Monday, Apr. 23, 1945

Hurry! Hurry!

There was no longer any hiding the fact; victory in Europe was at hand and it was long past time to get cracking on the work of reconversion. WPB, which had hardly unwrapped its plan for reconversion of U.S. industry (TIME, April 16), followed it up with fast action. Last week WPB announced that:

P: It had okayed production of $50,000,000 worth of new tools needed by the automobile industry to get started again in commercial auto production.

P: Its recently organized "Committee on Period One" was working out the ways & means of rapid reconversion.*

P: Its Requirements Committee, assuming that V-E day will occur "on or before June 30," had asked all claimant agencies (Army, Navy, etc.) to submit within ten days a list of raw materials they will need to finish off Japan.

Not to be outdone, the Army announced that it had abandoned a $200 million ammunition plant program. It also drastically cut production of tanks. Plans for the construction of twelve tank plants, four of them in the Detroit area, were summarily junked.

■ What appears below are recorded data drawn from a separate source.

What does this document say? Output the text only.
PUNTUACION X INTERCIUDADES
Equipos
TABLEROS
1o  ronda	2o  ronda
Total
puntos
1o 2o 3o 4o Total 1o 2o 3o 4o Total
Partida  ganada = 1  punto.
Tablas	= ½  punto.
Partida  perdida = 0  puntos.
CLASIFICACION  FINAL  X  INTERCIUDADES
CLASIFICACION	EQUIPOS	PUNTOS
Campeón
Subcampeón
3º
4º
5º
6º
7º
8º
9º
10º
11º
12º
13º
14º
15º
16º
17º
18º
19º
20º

Amid this enthusiastic bustle last week was a sober note. Said WPB Chief of Operations Hiland G. Batcheller: the switch to a one-front war should involve little loss in employment or income. But after V-J day business will be on its own, and this is when the real test will come.

*The CPO, headed by WPB executive officer John D. Small, is the coordinator for eleven sub committees. All are charged with the job of guiding industry back to civilian goods manufac ture, while maintaining a war output sufficient to insure the defeat of Japan.